Quanto à comparação entre o G1 e G3, constatou-se o uso mais frequente da cor azul em crianças que perceberam altos níveis de conflito interparental. Conforme Villemor-Amaral (2014), o uso do azul está associado ao controle emocional. Considerando o aspecto cultural quanto ao uso das cores, Villemor-Amaral et al. (2015) identificaram que a cor azul é mais empregada por meninos do que por meninas no TPC. No entanto, tal análise não justifica o uso mais frequente do azul pelo G3, já que esse grupo apresentou o mesmo número de participantes tanto para o sexo feminino quanto para o sexo masculino. Isso sugere que o G3 apresentou uma tendência maior a evitar ou a se distanciar de situações muito estimuladas afetivamente, bem como revelou níveis aumentados de controle emocional (Villemor-Amaral, 2014).
Uma explicação possível para os referidos resultados pelo G3 pode ser pelo fato de que as crianças da presente pesquisa tendem a apresentar habilidades vinculadas à compreensão do meio e das situações por meio da mobilização de recursos psicológicos e sociais, permitindo, assim, que a criança lide com mudanças ou situações de vida (Vasco et al., 2010), que, nesse caso, pode ser decorrente dos conflitos interparentais vivenciados, sendo essa habilidade mais evidente no grupo de alta exposição.

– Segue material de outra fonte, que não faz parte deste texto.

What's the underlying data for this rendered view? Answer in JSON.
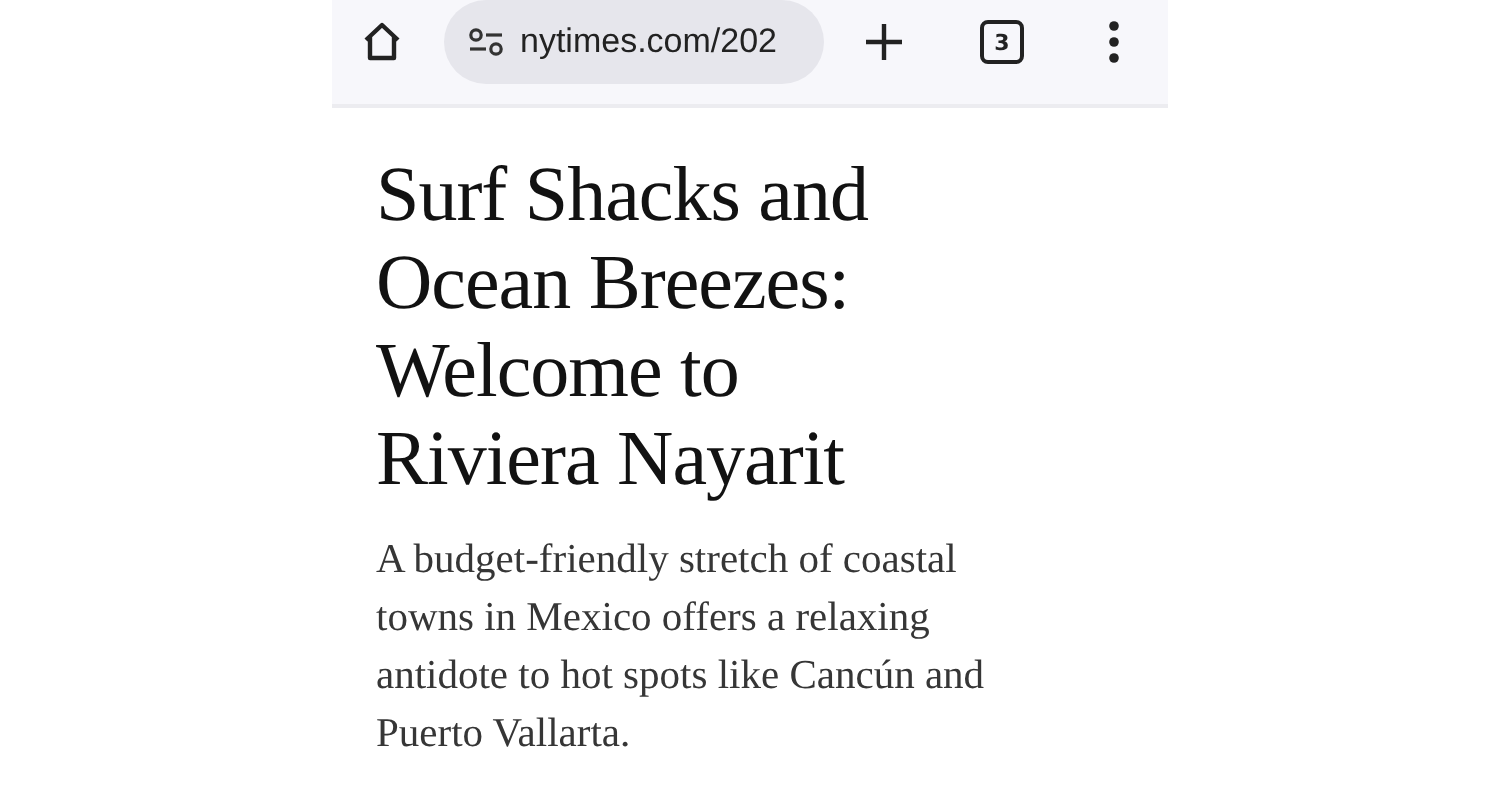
{
  "toolbar": {
    "url": "nytimes.com/202",
    "tab_count": "3"
  },
  "article": {
    "headline_lines": [
      "Surf Shacks and",
      "Ocean Breezes:",
      "Welcome to",
      "Riviera Nayarit"
    ],
    "summary_lines": [
      "A budget-friendly stretch of coastal",
      "towns in Mexico offers a relaxing",
      "antidote to hot spots like Cancún and",
      "Puerto Vallarta."
    ]
  }
}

Foram constatadas magnitudes do efeito classificadas como alta quanto ao emprego da cor laranja entre o G2 e o G3, mais especificamente, na tonalidade La1. Os resultados demonstram que o G2 utilizou mais a cor laranja quando comparado ao G3. O laranja relaciona-se à energia, à disposição e à produtividade (Villemor-Amaral, 2014). Nesse sentido, o uso reduzido dessa cor no G3 pode revelar indícios de passividade ou submissão, bem como repressão das emoções (Villemor-Amaral, 2015), ou seja, crianças com maior exposição aos conflitos interparentais podem apresentar aspectos emocionais mais retraídos e inibidos que crianças menos expostas aos conflitos interparentais. O maior uso do laranja, por sua vez, pode refletir maior criatividade em crianças, conforme descrito no estudo de Villemor-Amaral et al. (2014).
Conforme Oliveira (2010), ambientes familiares mais repressivos, pouco comunicativos e com muitas regras, podem ser inibidores do desenvolvimento criativo nas crianças. Todavia, relações parentais mais conflituosas podem levar algumas crianças a serem criativas, ou seja, desenvolvendo recursos criativos para compensar o ambiente limitador, bem como, às suas frustrações.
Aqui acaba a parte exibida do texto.